Central to the home’s wellness quotient is an innovative smart system, dubbed DARWIN, developed by Delos. This first of its kind, home wellness intelligence network constantly monitors the home environment and interacts with and adjusts systems in the home as needed. A network of sensors built into the walls — there are nine in the ProjeKt Home — constantly tests air quality.

If it detects problems with air quality, containments or chemicals from everyday products, DARWIN directs the climate control systems to bring more fresh air to that room. Water quality is also monitored, and purified water is delivered to every fixture in the home. “You have a wellness intelligence system that is constantly doing things on your behalf to increase your wellbeing,” says Atalla.

The system also monitors the plumbing system and alerts homeowners to leaks. Sleep is an important wellness component and the master bedroom in this home is primed to promote slumber. Special noise-damping drywall ensures quiet. Motorized shades block out exterior light. “Total quietness, total darkness, and circadian rhythms help you sleep,” adds Atalla.
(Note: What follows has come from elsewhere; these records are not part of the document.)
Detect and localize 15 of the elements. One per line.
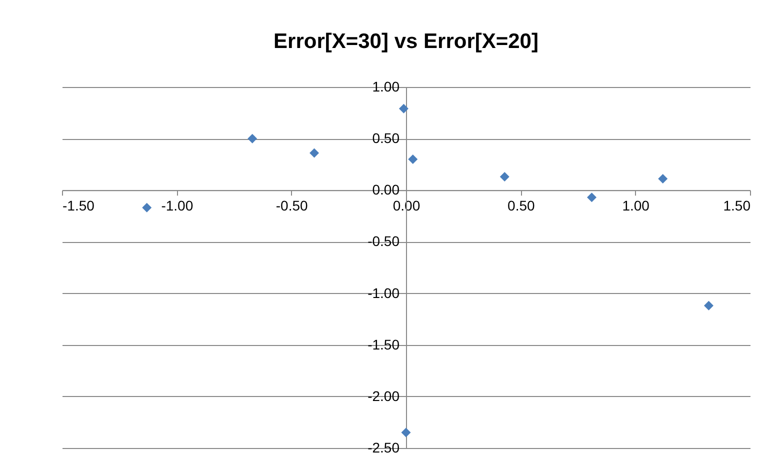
x-tick-label: -0.50 xyxy=(276,198,308,214)
y-tick-label: -1.00 xyxy=(368,284,400,301)
y-tick-label: 0.50 xyxy=(372,130,400,146)
x-tick-label: 0.50 xyxy=(508,198,536,214)
y-tick-label: 1.00 xyxy=(372,78,400,94)
y-tick-label: -1.50 xyxy=(368,336,400,352)
x-tick-label: -1.00 xyxy=(161,198,194,214)
y-tick-label: -0.50 xyxy=(368,233,400,250)
x-tick-label: 1.50 xyxy=(723,198,751,214)
y-tick-label: -2.00 xyxy=(368,388,400,404)
chart-title: Error[X=30] vs Error[X=20] xyxy=(274,30,538,53)
y-tick-label: -2.50 xyxy=(368,440,400,456)
x-tick-label: -1.50 xyxy=(62,198,95,214)
x-tick-label: 1.00 xyxy=(622,198,650,214)
y-tick-label: 0.00 xyxy=(372,182,400,198)
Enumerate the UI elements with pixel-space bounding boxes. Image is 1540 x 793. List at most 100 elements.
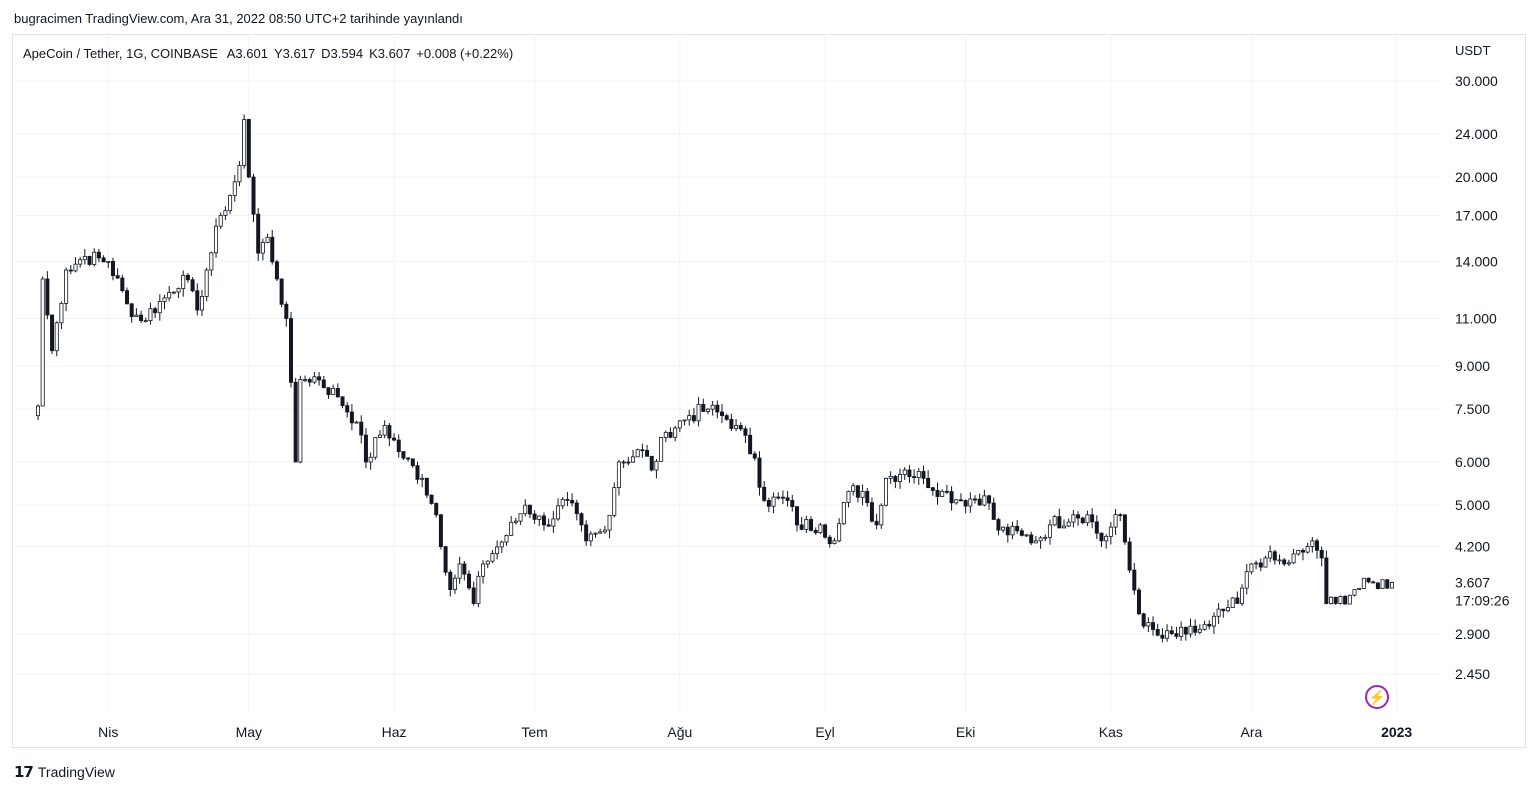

Lighting is another mainstay of wellness formulas, both natural light from large windows and expanses of glass as well as interior lighting keyed to circadian rhythms. DARWIN adjusts lights to match the time of day. But what makes this function more worthwhile is the homeowner can change the lighting to produce a desired effect, which means the lights can create an energizing morning environment even if morning comes at 5 a.m. on a stormy day.

A living garden wall enables the home to grow herbs and microgreens. Turning the home and kitchen into a place to produce healthy food is an emerging area of innovation for kitchens.

Social interaction is another wellness component, and community design increasingly takes social interaction into account with spaces such as walking trails, parks and coffee houses designed to encourage interaction and encounters among residents as part of everyday life.

It might seem like a big jump to add wellness to typical new homes, particularly production homes, but Atalla says the KB ProjeKt Home is an example of what can be done. Additionally, Harris says it’s often an easy tweak to add features such as water filtration in the kitchen and master bath. “That doesn’t cost a whole lot. And again, I think it’s just about livability and how you’re programming your floor plan to be more livable.”

Looking ahead, most research points to continued growth of the wellness economy, with new initiatives approaching wellness from the perspective of design, construction, materials and function. There are now more than 740 wellness real estate and community developments built or in development across 34 countries — a number that grows weekly according to the Global Wellness Institute.

Right now, the $134 billion wellness real estate market is about half the size of the global green building industry and projections call for the pace to continue. “But the wellness market isn’t just growing, it’s extremely dynamic. We believe that the three sectors that represent the core spheres of life will see the strongest future growth — wellness real estate, workplace wellness and wellness tourism — while other sectors will also grow as they support the integration of wellness into all aspects of daily life,” says Ophelia Yeung, senior research fellow, GWI.